‘Heads, brains, skin and bones’: Everything we know about the Harvard morgue body parts case
Reverred institution’s veteran morgue manager Cecil Lodge accused of stealing human remains and selling them online to black market collectors
“Some crimes defy understanding.”
That’s how US attorney Gerard M Karam summed up the ghoulish case of Cecil Lodge, the long-serving morgue manager of the prestigious Harvard Medical School (HMS), who, along with his wife Denise and five other people, has been charged with stealing and selling human remains donated to the facility and selling them on the black market.
“The theft and trafficking of human remains strikes at the very essence of what makes us human,” Mr Karam reflected.
“It is particularly egregious that so many of the victims here volunteered to allow their remains to be used to educate medical professionals and advance the interests of science and healing.”
Mr Lodge, 55, was hired by the revered Ivy League institution in Boston, Massachusetts, in 1995 but was fired on 6 May this year for allegedly stealing “heads, brains, skin and bones” from cadavers between 2018 and 2022 and selling them on to interested buyers, some of whom were seemingly allowed to tour the morgue to peruse which body parts they might like to acquire.
Mr Lodge and his wife, 63, were arrested on Wednesday along with Katrina Maclean, 44, of Salem, Massachusetts – who owns a store in nearby Peabody called Kat’s Creepy Creations that specialises in “creepy dolls, oddities” and “bone art” – Joshua Taylor, 46, of West Lawn, Pennsylvania, and Mathew Lampi, 52, of East Bethel, Minnesota
The defendants in the case face a maximum penalty of 15 years imprisonment on charges of conspiracy and interstate transport of stolen goods.
Two other people, Jeremy Pauley of Bloomsburg, Pennsylvania, and Candace Chapman Scott of Little Rock, Arkansas, were previously indicted for buying and selling stolen body parts intended for cremation and pleaded not guilty.
Ms Maclean is accused of selling remains stolen by Mr Lodge to other buyers in multiple states, including to Mr Pauley, to whom she allegedly shipped a package of human skin in 2021 having “engaged his services to tan the skin to create leather”, after which he sent it back to her, according to The New York Times.
According to the federal indictment, Cecil Lodge would spirit the dissected body parts away from the HMS morgue and store them at his home in Goffstown, New Hampshire.
He and his wife would then sell them as part of a national network of traffickers trading in human remains, conducting transactions on Facebook and PayPal and cheerily making use of the US Postal Service, as though they were shipping collectible Beanie Babies.

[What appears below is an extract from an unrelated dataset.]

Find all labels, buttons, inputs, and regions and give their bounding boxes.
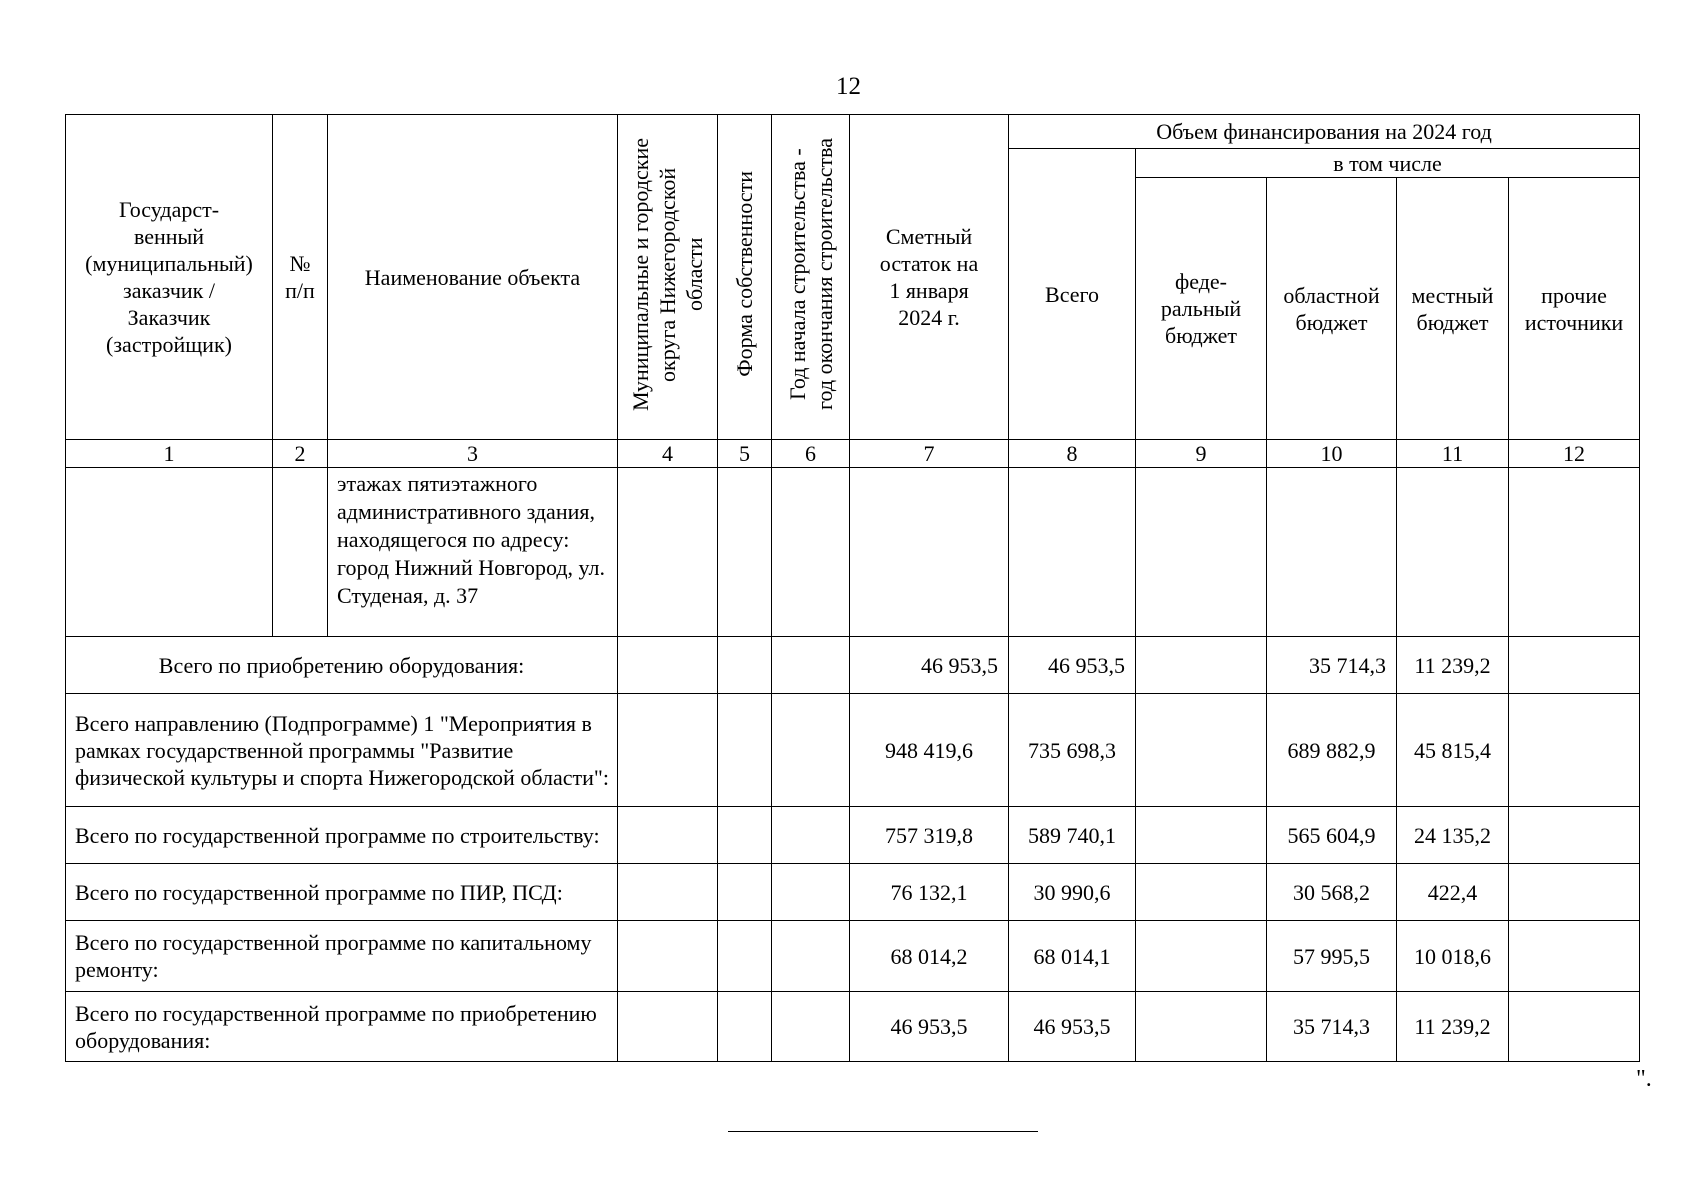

“Head number 7” read one chillingly matter-of-fact PayPal description for one of these transactions, worth $1,000, according to the charging document.
Bodies are routinely donated to HMS under its “Anatomical Gifts Program” by people who prefer the idea of leaving their earthly remains to science rather than be buried in a cemetery plot or cremated – on the strict understanding that they will be used for educational, teaching or research purposes only – before they are finally laid to rest in a respectful manner in accordance with the deceased’s wishes.
In response to the indictment and arrest of Lodge and his alleged accomplices, the deans of Harvard University’s faculty of medicine and of HMS’s department of medical education, George Q Daley and Edward M Hundert, issued a statement on Wednesday labelling the conduct they stand accused of “an abhorrent betrayal”.
“We are appalled to learn that something so disturbing could happen on our campus – a community dedicated to healing and serving others,” they wrote.
“The reported incidents are a betrayal of HMS and, most importantly, each of the individuals who altruistically chose to will their bodies to HMS through the Anatomical Gift Program to advance medical education and research.
“We are so very sorry for the pain this news will cause for our anatomical donors’ families and loved ones and HMS pledges to engage with them during this deeply distressing time.”
Among those to have come forward to express their horror has been Sarah Hill, whose beloved aunt Christine Eppich donated her body to HMS as part of the program following her death from pancreatic cancer in March 2021.
Ms Hill said she had called the 24-hour hotline set up by the HMS to answer relatives’ concerns when the news of Lodge’s arrest broke and said she felt “sick” when she was informed that her aunt’s name was on the institution’s “potentially affected list”.
“Christine wanted other people to benefit from her passing so that she could be studied. So that the doctors of the future or tomorrow could study her body and find not only a cure for pancreatic cancer but for some other, you know, disease,” Ms Hill told Boston 25 News.
“And we as family members gave her body to Harvard thinking that she was in the best hands possible.”